Domingo, 21 de septiembre de 2008 | Hoy
Víctor Heredia se animó con buen pulso por los sinuosos terrenos del policial negro.
Por Sergio Kisielewsky
Mera vida
Víctor Heredia
Planeta
239 páginas
Si la impronta paranoica que se le atribuye a la creación del género policial tuviera un solo ejemplo, Mera vida lo cumpliría con creces. Contada a punta de pistola, narrada en el límite de la lengua oral que despliegan algunos habitantes del suburbio, la maravilla de la anécdota deja paso a un círculo de fuego donde dos hermanos tienen todo por perder y por supuesto son derrotados. El jefe del relato es un abogado que llegó a un lodazal y salió enamorado. Clarita le cortó la respiración en la primera escena y ya nada volverá a ser lo mismo. No son frecuentes en nuestra producción del género policial situaciones donde los diálogos se parezcan al tableteo de una ametralladora, una suerte de desenfreno donde sólo faltan De Niro y Al Pacino tiroteándose en plena calle, frente a un banco y ante los gritos de la gente y el deleite del público.

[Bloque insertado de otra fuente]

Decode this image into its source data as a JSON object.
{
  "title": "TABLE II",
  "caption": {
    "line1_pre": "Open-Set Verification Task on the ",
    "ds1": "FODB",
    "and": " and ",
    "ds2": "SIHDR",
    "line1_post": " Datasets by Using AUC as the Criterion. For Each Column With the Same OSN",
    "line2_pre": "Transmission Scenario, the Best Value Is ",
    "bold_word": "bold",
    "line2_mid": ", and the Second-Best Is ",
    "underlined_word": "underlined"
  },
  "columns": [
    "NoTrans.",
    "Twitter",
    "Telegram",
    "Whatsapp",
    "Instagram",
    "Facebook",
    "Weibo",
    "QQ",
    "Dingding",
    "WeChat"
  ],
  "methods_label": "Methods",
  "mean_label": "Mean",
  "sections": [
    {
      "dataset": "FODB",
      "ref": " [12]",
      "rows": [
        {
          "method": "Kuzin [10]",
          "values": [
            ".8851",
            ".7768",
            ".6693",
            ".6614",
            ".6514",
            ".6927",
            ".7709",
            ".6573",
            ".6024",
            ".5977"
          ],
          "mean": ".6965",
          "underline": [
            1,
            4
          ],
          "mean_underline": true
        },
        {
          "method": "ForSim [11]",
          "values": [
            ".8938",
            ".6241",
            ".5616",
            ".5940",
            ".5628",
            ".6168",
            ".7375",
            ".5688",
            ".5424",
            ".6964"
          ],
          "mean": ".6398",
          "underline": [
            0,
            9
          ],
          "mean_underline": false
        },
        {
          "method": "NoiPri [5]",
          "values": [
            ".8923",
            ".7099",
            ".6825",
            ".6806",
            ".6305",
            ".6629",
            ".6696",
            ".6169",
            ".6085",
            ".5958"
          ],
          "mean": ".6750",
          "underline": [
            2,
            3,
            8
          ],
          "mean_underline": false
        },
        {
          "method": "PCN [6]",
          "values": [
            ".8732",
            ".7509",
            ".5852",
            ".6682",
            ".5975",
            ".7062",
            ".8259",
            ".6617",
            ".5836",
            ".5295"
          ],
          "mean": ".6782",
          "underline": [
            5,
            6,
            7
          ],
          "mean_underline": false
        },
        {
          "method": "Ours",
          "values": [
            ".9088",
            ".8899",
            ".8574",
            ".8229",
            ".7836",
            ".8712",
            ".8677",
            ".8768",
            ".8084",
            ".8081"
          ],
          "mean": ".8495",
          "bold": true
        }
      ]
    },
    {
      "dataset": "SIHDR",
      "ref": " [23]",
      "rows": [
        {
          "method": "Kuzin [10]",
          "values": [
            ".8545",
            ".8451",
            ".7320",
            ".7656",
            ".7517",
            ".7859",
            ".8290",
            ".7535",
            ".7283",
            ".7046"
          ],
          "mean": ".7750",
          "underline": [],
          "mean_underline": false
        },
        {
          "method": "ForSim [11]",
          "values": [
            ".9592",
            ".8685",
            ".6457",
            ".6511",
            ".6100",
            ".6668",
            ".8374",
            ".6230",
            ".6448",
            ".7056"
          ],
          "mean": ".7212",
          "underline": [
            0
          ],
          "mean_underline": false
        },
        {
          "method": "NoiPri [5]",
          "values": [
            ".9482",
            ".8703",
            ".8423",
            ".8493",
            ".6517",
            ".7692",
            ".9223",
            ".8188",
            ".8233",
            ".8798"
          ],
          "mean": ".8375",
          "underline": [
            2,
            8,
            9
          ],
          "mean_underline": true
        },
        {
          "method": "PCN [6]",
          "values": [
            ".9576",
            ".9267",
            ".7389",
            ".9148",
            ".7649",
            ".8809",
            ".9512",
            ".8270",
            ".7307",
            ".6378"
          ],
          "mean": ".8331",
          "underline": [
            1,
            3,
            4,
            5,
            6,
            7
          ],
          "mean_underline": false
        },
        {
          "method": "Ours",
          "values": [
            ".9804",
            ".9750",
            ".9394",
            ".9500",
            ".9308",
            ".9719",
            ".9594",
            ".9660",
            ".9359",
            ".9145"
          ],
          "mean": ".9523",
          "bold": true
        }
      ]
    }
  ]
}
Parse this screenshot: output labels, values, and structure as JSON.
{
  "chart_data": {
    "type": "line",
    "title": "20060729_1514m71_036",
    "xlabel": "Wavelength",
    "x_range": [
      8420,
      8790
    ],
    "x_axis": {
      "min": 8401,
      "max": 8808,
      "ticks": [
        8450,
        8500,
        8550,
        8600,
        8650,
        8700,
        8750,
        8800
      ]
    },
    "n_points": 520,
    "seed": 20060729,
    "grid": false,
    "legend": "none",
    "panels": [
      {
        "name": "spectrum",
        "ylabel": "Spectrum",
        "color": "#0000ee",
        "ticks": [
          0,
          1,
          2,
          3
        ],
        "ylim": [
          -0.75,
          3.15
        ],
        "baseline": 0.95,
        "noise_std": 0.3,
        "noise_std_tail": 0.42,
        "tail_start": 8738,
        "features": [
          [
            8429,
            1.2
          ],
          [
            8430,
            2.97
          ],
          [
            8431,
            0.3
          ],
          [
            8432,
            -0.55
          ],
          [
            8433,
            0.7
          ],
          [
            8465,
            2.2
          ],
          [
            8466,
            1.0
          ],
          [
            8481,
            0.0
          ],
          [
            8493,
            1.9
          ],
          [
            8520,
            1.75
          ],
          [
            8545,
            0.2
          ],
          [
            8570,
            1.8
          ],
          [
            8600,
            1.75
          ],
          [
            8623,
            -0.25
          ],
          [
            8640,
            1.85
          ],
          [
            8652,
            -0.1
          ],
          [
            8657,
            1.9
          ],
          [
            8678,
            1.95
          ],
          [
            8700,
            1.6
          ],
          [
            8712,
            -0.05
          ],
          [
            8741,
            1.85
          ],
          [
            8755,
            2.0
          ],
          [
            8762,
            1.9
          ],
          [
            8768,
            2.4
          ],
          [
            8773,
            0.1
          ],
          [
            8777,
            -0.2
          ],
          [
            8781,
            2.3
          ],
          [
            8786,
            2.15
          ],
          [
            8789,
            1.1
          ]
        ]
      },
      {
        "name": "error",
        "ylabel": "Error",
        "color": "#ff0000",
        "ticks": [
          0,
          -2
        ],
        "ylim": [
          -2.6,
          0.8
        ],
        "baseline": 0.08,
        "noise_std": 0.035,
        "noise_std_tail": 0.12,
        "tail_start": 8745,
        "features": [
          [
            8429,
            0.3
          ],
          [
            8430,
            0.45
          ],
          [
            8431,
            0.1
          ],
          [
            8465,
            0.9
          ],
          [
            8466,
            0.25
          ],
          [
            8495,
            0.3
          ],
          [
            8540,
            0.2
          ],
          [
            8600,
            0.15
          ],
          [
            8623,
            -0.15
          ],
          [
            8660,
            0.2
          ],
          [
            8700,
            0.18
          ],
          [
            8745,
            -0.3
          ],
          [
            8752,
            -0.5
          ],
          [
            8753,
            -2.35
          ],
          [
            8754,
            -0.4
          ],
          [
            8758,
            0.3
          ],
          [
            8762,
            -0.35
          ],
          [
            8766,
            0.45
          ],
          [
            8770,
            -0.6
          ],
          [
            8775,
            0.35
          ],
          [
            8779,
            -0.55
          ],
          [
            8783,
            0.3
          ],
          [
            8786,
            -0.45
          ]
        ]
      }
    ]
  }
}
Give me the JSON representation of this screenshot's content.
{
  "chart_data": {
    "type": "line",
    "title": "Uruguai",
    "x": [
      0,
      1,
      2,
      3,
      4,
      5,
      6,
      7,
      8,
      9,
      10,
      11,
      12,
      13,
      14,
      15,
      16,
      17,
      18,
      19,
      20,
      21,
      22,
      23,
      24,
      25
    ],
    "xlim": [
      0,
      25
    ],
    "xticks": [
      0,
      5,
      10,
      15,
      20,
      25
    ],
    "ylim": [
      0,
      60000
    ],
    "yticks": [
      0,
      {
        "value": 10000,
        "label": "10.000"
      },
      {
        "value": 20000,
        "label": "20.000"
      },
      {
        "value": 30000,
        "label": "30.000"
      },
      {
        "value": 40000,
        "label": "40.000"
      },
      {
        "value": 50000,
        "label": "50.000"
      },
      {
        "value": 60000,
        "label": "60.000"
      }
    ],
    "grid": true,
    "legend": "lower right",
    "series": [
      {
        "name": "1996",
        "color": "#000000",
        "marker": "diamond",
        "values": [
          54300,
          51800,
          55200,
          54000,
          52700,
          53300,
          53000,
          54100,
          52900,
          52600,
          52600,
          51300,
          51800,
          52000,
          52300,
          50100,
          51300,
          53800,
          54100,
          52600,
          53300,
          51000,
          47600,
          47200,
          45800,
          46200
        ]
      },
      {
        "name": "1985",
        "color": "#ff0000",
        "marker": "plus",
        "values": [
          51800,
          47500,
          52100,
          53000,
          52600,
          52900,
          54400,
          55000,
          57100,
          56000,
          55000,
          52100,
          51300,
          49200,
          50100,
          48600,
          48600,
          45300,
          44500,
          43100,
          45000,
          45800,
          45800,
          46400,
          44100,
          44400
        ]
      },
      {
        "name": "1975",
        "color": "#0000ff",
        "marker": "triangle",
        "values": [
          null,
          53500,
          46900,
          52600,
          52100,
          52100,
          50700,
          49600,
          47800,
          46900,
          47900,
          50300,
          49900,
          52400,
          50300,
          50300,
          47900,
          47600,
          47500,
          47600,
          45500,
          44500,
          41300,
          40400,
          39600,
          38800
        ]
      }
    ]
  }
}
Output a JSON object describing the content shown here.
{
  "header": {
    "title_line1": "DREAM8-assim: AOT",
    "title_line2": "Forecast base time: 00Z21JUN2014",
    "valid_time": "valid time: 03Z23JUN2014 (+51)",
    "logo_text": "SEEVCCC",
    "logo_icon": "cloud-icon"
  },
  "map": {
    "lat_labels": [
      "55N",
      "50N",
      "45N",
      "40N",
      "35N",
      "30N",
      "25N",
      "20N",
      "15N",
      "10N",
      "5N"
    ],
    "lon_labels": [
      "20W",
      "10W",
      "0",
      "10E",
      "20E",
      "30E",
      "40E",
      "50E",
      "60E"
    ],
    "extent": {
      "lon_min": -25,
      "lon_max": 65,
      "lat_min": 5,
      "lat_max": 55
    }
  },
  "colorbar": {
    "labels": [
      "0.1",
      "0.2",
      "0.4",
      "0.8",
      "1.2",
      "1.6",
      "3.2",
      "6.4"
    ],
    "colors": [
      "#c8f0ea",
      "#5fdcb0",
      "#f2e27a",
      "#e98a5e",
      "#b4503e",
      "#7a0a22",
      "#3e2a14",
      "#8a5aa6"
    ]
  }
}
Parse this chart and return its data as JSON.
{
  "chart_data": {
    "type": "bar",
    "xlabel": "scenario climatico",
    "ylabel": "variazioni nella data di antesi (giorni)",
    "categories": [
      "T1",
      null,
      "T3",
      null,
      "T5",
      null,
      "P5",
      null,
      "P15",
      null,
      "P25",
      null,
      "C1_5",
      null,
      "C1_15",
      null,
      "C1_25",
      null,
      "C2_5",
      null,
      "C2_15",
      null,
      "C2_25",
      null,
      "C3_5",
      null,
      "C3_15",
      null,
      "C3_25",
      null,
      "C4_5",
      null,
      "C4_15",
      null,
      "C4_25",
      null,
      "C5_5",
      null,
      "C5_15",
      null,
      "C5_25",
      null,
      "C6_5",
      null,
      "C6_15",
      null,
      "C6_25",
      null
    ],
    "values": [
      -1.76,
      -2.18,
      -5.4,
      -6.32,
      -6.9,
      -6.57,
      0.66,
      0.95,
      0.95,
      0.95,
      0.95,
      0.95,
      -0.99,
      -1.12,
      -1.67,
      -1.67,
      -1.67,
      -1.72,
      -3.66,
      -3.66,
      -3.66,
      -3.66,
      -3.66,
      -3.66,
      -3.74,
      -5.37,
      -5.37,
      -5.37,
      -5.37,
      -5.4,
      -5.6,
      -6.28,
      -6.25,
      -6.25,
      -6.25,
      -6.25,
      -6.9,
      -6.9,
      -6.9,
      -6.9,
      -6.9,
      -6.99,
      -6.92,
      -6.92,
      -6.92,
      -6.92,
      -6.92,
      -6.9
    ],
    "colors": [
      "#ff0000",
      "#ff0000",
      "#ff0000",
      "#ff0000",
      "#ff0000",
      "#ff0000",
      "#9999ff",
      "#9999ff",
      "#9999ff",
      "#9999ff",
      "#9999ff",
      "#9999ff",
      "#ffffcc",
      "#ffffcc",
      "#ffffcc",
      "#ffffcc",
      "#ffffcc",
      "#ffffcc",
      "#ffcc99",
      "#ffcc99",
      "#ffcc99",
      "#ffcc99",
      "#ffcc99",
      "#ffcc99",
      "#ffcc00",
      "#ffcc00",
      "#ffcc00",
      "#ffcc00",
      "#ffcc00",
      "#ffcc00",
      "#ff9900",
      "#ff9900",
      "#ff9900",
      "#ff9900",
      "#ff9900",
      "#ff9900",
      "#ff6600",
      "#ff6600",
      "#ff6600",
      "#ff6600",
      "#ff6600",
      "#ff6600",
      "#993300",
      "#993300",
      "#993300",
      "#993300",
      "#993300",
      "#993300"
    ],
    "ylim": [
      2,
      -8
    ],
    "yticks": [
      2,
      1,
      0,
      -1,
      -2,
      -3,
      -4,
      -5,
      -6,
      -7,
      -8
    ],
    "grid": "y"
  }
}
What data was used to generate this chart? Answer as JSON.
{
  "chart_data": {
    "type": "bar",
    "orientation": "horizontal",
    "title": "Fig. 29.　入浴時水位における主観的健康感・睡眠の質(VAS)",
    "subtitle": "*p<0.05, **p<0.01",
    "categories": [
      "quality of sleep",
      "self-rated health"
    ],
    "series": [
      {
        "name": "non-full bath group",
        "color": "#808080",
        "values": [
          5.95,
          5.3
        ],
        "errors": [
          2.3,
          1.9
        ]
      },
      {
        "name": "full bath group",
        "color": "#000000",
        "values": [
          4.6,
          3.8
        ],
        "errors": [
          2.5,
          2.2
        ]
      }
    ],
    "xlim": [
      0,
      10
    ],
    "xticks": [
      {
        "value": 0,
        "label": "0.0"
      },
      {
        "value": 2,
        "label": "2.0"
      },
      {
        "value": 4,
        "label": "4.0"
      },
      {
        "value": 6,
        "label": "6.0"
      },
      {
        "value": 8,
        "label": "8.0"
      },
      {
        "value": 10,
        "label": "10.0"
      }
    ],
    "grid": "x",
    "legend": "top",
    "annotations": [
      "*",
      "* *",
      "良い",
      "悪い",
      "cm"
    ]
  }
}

Víctor Heredia pone a las palabras como en una utopía del desencuentro: se salen de molde y crean un espacio para registrar de ahora en más en la escritura local.
Decir “el mundo del hampa” es una frase, pero en la novela se escucha el latir de los forajidos de turno, de hombres y mujeres que atraviesan los límites para conjurar el odio y los resentimientos. Las trampas y las emboscadas son una guía de ruta que el narrador ofrece como desahogo para crear una insólita belleza en los pantanos. Por allí desfilan el muñón artificial que porta un personaje para pedir monedas, gente sin trabajo que deambula como fantasmas, reses que gotean sangre y luego se mezclan en el agua. Hombres cerca del precipicio, lenguaje seco, relato sin adjetivaciones. El relato de Heredia gira hacia un punto exacto: hay que sacar a dos hermanos de la cárcel y eso es todo.
Pero lo que además sucede es la belleza, la torpe manera como ocurren los asombros en la vida y en el arte. La película gira como un planeta atragantado de nieve y pólvora: allí está Clarita con su madre Yoli. Miran las telenovelas de la tarde y saben que sus hijos y hermanos serán blancos móviles. Entonces los silencios que marca el narrador irán desempolvando el desenlace en el punto justo. El infierno está al alcance de la mano y sólo falta que los hechos hablen por sí mismos.
Pronto lo tendrá ante sus ojos el lector, y mucho antes Víctor Heredia, como si se hubiera preparado toda la vida para tallar este trance. Y el desenfreno tendrá su tajada de victoria, su hora de celebración y dicha. Como si el narrador defendiera sus propios golpes, enhebrara su punto de vista en el paisaje demoledor de la pobreza. Los contrapuntos son tan verosímiles que solo resta devorar los capítulos, atentos a los dispositivos de escritura y a los giros lingüísticos que agregan un plus expresivo. Si a Víctor Heredia se lo conoce como creador e intérprete de la música popular, el libro viene a rebasar esa imagen y construye una nueva historia que empuja hacia adelante y moviliza los mejores sentimientos.